The problem is when I go to update (yay -Syu), type the password, hit enter, and get nothing. The band-aid fix was to su, delete the password, go back to user, and create the password again, which worked for about 2 weeks. Any idea what would even cause this?
Which password are you referring to in this case
The root-account should not have a password and should be disabled for logins, when you use sudo it actually asks for your user-account’s password.
Because the first user-account is part of the wheel group which is allowed to use sudo…
See: sudo -l
When I type yay -Syu into the terminal, it asks for the users password. I type the password, hit enter, and the updates run. What’s happening here is when I type yay -Syu into the terminal, it asks for the users password, I type the password (correctly), hit enter, it says “wrong password,” and asks me to type it again.

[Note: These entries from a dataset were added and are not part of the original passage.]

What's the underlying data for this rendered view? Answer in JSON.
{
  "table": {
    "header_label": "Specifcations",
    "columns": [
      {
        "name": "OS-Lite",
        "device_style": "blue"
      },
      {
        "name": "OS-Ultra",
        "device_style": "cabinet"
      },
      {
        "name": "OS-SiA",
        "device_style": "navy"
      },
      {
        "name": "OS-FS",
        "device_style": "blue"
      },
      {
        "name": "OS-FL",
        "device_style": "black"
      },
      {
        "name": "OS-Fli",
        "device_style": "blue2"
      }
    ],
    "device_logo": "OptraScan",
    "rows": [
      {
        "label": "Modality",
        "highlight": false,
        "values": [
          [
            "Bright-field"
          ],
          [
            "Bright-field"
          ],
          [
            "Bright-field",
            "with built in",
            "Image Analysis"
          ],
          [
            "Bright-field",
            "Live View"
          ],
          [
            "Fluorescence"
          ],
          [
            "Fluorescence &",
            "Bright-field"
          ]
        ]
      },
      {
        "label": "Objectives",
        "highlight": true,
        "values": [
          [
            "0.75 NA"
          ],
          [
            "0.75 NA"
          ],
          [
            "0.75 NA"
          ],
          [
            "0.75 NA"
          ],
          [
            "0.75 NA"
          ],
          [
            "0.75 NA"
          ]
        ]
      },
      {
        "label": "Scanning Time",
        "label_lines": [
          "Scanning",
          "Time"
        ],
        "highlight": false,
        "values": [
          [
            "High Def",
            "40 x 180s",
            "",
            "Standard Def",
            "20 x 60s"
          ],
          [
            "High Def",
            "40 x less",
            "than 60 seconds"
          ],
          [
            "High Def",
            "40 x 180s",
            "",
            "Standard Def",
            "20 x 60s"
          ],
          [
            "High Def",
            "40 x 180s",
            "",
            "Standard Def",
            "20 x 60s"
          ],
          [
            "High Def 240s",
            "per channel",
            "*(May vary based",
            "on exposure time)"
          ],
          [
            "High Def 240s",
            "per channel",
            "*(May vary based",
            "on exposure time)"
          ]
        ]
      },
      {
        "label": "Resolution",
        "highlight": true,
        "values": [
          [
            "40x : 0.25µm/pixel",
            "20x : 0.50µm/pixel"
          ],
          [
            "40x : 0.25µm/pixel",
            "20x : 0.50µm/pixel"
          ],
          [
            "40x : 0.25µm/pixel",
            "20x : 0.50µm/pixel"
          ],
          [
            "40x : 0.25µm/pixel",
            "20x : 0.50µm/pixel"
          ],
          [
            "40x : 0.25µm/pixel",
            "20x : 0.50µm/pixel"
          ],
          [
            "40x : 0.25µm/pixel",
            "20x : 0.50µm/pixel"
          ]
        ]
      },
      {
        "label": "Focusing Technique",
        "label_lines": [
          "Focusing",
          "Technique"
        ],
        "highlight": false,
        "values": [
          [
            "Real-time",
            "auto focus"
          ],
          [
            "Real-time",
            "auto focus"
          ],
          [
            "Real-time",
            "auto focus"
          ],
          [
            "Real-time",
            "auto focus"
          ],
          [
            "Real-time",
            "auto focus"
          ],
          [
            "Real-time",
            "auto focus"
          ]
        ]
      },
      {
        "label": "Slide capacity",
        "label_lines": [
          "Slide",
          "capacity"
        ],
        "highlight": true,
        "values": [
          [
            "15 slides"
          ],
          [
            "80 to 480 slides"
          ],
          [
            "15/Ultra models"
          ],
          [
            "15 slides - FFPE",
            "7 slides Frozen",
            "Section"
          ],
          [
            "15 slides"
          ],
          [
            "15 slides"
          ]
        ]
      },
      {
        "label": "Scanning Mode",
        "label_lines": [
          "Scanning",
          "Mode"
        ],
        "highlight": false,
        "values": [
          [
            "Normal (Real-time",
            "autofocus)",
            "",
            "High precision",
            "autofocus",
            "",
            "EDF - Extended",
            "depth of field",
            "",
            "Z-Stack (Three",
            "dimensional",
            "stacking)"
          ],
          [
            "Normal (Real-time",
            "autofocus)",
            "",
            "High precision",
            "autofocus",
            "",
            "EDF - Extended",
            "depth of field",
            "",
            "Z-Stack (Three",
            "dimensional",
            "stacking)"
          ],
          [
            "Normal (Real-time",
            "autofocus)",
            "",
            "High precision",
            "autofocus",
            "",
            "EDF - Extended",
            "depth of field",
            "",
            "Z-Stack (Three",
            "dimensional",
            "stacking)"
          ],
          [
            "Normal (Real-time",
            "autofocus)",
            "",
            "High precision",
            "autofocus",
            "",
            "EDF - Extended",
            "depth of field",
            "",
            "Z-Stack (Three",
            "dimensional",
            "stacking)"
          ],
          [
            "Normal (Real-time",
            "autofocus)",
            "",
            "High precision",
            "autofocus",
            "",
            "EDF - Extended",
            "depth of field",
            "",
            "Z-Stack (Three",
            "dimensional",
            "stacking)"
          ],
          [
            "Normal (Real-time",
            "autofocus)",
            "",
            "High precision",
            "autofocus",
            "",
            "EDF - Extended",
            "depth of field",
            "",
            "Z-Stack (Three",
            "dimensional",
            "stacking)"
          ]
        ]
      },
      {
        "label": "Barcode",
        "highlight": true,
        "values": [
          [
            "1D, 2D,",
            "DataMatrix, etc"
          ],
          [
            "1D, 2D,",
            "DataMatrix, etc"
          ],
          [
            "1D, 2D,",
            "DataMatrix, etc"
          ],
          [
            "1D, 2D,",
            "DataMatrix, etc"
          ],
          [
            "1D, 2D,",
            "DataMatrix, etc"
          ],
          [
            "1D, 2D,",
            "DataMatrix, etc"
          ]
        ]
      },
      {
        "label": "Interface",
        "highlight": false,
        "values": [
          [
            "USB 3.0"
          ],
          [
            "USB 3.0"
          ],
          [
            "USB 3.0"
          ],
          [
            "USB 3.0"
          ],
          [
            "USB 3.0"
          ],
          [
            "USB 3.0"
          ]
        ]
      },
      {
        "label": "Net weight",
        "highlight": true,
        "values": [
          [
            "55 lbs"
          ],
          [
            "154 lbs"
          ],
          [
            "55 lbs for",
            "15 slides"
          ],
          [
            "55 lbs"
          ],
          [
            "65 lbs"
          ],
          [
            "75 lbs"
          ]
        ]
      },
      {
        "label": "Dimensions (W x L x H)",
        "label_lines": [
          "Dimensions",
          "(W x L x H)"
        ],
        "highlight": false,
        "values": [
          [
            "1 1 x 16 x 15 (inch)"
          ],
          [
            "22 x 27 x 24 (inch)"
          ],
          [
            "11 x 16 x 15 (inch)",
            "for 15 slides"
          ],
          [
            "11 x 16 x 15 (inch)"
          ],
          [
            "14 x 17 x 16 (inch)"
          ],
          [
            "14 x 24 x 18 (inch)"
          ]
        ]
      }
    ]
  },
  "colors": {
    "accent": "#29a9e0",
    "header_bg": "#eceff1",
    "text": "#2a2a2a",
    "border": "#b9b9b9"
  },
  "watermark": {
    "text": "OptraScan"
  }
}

I do this three times, and it kicks me out for too many wrong password attempts.
The band-aid solution was this:
su (root password)
passwd -d [username]
exit
passwd
[enter new password, same as old password]
yay -Syu
[enter password]
And the update commences.
This is happening on my parents computer, so maybe they entered the password with capslock on three times, and it locked them out or something? I just don’t know what would cause this to happen, and why resetting the password fixes it.
Maybe, but this is on my parents laptop. I installed Manjaro, Google Chrome, a couple solitare games, and sent it to them, so there shouldn’t be any startup scripts loading. Would it lock them out if the password was typed wrong too many times? Deleting and resetting the user password was the temporary fix I used.